Rede social de 'sugar daddy' tem 48 mil patrocinadores com renda média de R$ 75 mil no Ceará

Plataforma de relacionamento com 'patrocínio' tem 441 mil usuários no Ceará

Popularizados nas redes sociais pela expressão 'velho da lancha', os relacionamentos 'sugar' envolvem uma dinâmica de apoio financeiro em troca de companhia. Uma das plataformas que viabilizam esse tipo de relação faz sucesso no Ceará, com 441 mil usuários.

O Estado é o 10º do Brasil em usuários na plataforma 'MeuPatrocínio', uma das principais redes que promovem esse tipo de encontro. São 48.287 sugar daddies (como são chamados os 'patrocinadores') inscritos. Em tradução livre, "sugar daddy" significa papai açucarado. O termo se refere a homens mais velhos que se relacionam de alguma forma com pessoas mais jovens, as "sugar babies".

A média de renda mensal dos sugar daddies no Ceará é de R$ 75 mil. A faixa está próxima da média nacional, que é de 74 mil, com patrimônio pessoal de R$ 3,9 milhões. Entre os 2 milhões de daddies no País, estão empresários (38%), advogados (11%) e médicos (9%). A idade média é de 38 anos. 

Já no caso das sugar babies (mulheres que recebem o 'patrocínio') inscritas na plataforma, a maioria é universitária. Entre os cursos, estão Direito (12%), Administração (10%) e Biomedicina (9%). São 9,8 milhões de mulheres no Brasil e 308.712 no Ceará, com idade média de 26 anos. 

Uma dessas jovens cearenses é Joana*, assistente administrativa de 27 anos, que utiliza a plataforma desde 2019. Ela está em um relacionamento sugar há cinco meses e afirma que a relação é bastante agregadora, para além do financeiro, pois seu companheiro impulsiona seus objetivos e mentalidade. A assistente recebeu apoio para reformar a casa da mãe, com gastos em torno de R$ 65 mil.

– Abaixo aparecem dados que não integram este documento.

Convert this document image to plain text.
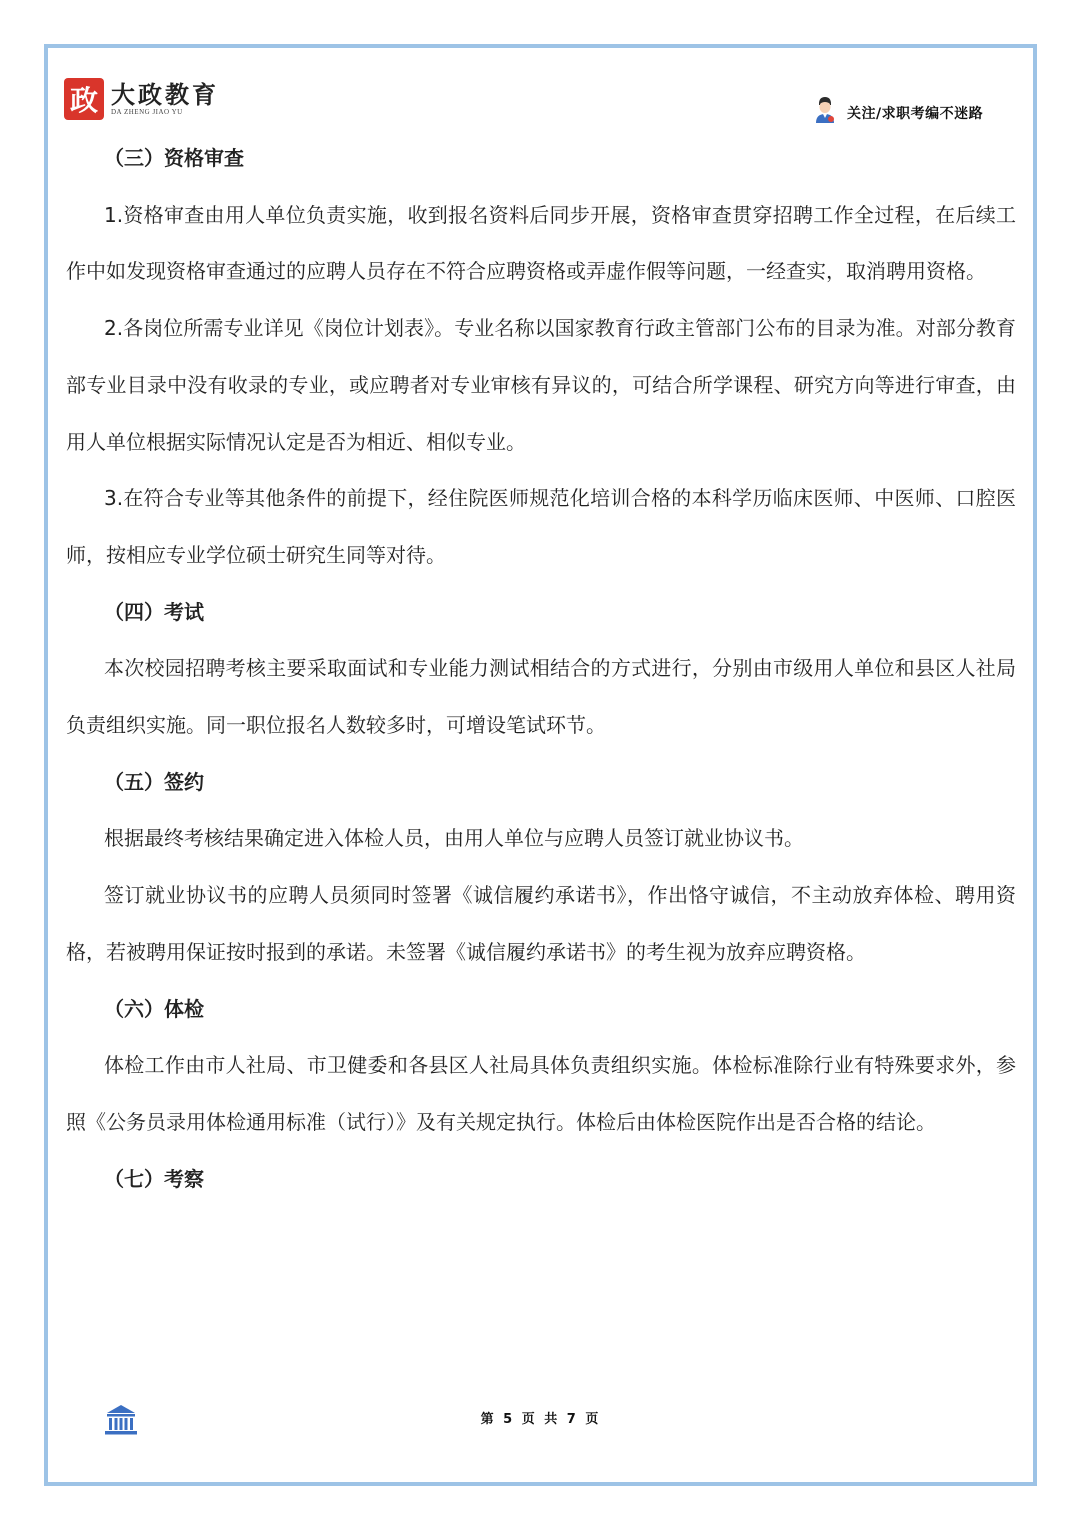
政 大政教育
DA ZHENG JIAO YU	关注/求职考编不迷路
（三）资格审查

1.资格审查由用人单位负责实施，收到报名资料后同步开展，资格审查贯穿招聘工作全过程，在后续工作中如发现资格审查通过的应聘人员存在不符合应聘资格或弄虚作假等问题，一经查实，取消聘用资格。

2.各岗位所需专业详见《岗位计划表》。专业名称以国家教育行政主管部门公布的目录为准。对部分教育部专业目录中没有收录的专业，或应聘者对专业审核有异议的，可结合所学课程、研究方向等进行审查，由用人单位根据实际情况认定是否为相近、相似专业。

3.在符合专业等其他条件的前提下，经住院医师规范化培训合格的本科学历临床医师、中医师、口腔医师，按相应专业学位硕士研究生同等对待。

（四）考试

本次校园招聘考核主要采取面试和专业能力测试相结合的方式进行，分别由市级用人单位和县区人社局负责组织实施。同一职位报名人数较多时，可增设笔试环节。

（五）签约

根据最终考核结果确定进入体检人员，由用人单位与应聘人员签订就业协议书。

签订就业协议书的应聘人员须同时签署《诚信履约承诺书》，作出恪守诚信，不主动放弃体检、聘用资格，若被聘用保证按时报到的承诺。未签署《诚信履约承诺书》的考生视为放弃应聘资格。

（六）体检

体检工作由市人社局、市卫健委和各县区人社局具体负责组织实施。体检标准除行业有特殊要求外，参照《公务员录用体检通用标准（试行）》及有关规定执行。体检后由体检医院作出是否合格的结论。

（七）考察
第 5 页 共 7 页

Joana explica que a relação tem todas as características de um relacionamento convencional e que o apoio financeiro ocorre de forma 'natural'.

Geralmente, me assusta um pouco quando a pessoa fala 'o que você quer de mim?'. Eu gosto de sentir como é a vida da pessoa. O que a pessoa espera de mim. Eu não gosto de me comprometer de imediato. De acordo com a necessidade do dia a dia, talvez eu comente algo e a pessoa por livre e espontânea vontade tome a decisão de ajudar"
Joana*
Assistente administrativa

Joana revela que não se sente inferiorizada por ter uma relação com vínculo explícito com o dinheiro. “Eu me sinto inteligente. Eu acho que transformar o corpo em mercadoria é você ir numa balada, não que isso seja errado, e ficar com uma pessoa que você não sabe a história de vida dela. E, no outro dia, não recebe nem um bom dia”, opina. A assistente administrativa afirma que toma os cuidados de segurança comuns para todas as redes e que indica a plataforma para suas amigas. 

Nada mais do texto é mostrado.